WorkLife Law aims to end Family Responsibilities Discrimination, which is employment discrimination against workers who have family caregiving obligations. It includes discrimination against parents of young children, pregnant women, and workers who have aging or sick parents, spouses, or partners.

Tuesday, October 16, 2007


Veto of Family Caregiver Protection Bill

Over the weekend, California Governor Arnold Schwarzenegger vetoed SB 836 (Kuehl), a state bill that would have prohibited employment discrimination based on a worker’s “familial status,” including some family caregiving responsibilities.

SB 836 was an anti-discrimination measure and not a preference statute. It did not grant family caregivers any additional entitlements.

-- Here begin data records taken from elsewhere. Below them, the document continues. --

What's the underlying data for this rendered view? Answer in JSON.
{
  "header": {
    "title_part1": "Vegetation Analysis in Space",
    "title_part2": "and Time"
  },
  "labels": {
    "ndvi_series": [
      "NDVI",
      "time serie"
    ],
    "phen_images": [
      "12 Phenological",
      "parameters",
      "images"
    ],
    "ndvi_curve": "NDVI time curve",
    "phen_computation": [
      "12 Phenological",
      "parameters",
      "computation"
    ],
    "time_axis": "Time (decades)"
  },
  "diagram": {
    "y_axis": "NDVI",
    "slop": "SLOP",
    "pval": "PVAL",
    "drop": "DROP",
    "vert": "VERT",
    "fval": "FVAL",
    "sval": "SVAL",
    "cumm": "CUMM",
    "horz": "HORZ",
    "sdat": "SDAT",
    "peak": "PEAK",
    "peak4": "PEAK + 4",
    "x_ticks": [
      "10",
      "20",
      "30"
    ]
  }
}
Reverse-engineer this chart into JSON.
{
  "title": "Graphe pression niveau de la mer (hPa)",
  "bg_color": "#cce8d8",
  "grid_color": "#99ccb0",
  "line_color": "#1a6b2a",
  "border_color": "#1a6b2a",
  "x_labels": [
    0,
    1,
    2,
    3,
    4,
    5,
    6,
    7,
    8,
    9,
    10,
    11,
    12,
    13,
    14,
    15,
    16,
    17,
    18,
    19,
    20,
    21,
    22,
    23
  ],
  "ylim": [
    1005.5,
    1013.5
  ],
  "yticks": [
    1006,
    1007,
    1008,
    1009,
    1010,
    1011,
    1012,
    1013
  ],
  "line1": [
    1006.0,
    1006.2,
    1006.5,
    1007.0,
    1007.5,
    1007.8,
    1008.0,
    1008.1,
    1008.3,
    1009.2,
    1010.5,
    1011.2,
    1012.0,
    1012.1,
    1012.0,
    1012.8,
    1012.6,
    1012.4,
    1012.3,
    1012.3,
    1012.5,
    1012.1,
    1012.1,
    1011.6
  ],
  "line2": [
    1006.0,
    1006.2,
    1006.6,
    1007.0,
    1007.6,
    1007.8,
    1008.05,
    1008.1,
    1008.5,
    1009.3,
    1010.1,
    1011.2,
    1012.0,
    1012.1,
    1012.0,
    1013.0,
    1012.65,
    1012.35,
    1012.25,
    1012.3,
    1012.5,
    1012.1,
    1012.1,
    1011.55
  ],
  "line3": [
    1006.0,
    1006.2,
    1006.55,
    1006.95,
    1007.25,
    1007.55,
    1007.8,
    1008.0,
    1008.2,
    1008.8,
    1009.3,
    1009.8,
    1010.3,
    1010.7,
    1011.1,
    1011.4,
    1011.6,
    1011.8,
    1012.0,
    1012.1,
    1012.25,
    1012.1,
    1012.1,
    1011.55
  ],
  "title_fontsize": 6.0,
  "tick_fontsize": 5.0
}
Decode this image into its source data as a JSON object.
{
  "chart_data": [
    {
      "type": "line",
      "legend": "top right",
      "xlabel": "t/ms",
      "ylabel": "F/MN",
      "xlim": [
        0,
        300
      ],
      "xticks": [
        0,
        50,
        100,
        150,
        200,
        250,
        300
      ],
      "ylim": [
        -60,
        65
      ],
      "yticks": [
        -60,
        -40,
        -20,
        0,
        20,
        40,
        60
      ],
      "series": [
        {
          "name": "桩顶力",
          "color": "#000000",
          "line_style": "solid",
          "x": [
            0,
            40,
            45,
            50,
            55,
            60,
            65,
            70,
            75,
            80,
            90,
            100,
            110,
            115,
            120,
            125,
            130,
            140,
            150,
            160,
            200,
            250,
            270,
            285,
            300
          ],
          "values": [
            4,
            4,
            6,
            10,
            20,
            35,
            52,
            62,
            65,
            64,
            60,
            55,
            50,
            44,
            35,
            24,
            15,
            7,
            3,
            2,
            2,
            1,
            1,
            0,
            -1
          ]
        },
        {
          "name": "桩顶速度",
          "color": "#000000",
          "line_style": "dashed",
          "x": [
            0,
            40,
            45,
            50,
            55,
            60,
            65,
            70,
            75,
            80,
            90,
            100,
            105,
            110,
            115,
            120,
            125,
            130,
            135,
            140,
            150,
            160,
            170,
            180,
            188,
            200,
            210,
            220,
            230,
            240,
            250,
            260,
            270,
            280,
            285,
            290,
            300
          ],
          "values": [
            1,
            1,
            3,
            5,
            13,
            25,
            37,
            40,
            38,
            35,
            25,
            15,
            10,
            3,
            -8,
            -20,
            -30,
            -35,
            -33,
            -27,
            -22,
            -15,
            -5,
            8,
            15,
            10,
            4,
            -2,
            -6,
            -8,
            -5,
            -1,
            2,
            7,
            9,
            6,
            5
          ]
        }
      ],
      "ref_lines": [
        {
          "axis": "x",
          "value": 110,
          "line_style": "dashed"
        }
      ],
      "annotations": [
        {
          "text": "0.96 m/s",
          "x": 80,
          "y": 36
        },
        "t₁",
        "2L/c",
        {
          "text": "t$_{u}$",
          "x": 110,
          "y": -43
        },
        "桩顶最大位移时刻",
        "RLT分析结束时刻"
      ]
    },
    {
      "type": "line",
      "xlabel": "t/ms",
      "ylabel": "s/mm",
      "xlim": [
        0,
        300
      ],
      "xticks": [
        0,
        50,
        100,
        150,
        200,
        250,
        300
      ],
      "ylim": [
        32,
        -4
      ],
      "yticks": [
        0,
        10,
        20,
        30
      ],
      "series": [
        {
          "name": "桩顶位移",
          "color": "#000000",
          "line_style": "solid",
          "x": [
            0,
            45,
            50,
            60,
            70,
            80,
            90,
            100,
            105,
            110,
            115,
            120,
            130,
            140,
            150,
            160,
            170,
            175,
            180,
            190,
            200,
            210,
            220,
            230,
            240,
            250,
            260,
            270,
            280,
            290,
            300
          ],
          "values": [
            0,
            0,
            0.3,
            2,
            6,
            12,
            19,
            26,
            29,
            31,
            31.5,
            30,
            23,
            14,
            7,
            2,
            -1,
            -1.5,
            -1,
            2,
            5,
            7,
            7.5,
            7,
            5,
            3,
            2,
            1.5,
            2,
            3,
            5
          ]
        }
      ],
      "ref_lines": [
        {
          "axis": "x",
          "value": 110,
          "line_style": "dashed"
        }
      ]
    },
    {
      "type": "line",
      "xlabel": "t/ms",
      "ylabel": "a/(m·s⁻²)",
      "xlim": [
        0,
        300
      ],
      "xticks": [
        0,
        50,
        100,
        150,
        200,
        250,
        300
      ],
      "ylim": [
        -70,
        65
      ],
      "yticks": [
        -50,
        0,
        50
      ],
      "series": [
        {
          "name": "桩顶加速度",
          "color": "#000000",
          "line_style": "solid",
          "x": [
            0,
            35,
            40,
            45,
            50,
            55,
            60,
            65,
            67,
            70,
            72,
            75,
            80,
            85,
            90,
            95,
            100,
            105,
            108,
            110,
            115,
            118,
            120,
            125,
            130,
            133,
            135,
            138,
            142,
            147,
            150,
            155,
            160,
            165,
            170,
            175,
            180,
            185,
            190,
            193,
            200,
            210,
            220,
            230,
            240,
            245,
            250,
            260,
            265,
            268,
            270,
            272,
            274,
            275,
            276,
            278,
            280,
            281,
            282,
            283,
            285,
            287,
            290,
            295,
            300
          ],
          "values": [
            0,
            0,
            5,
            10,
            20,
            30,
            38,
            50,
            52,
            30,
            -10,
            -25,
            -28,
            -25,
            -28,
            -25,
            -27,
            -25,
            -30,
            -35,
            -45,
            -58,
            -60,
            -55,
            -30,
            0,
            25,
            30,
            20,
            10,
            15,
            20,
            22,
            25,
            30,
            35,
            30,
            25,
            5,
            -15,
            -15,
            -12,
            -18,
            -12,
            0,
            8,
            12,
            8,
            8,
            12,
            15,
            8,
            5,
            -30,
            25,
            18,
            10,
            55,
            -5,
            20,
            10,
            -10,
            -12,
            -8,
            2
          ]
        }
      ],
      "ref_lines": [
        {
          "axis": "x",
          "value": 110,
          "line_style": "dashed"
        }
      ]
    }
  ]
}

Rather, the bill was designed to clarify and fill in gaps in the law, so that California workers could not be singled out and treated worse at work based on their family caregiving responsibilities. Consider the case of California firefighter, Derek Tisinger, a single father, was passed over for a promotion for using his employer’s shift trading policy to trade shifts to allow him to care for his three sons. Other workers who traded shifts for non-family reasons were not penalized. When Tisinger sued, the court held that, even though he was treated worse because of his family responsibilities, that treatment wasn’t illegal under state law. (See Tisinger v. City of Bakersfield, 2002 WL 275525 (Cal. Ct. App., 2002).)

As WLL documented in its 2006 report, Litigating the Maternal Wall, some employees are already suing their employers—and winning—for family responsibilities discrimination under a wide array of legal theories, often taking their employers by surprise. SB 836 would have provided employers with some much needed guidance and, if nothing else, a “heads up” about the potential liability that may exist in their workplaces.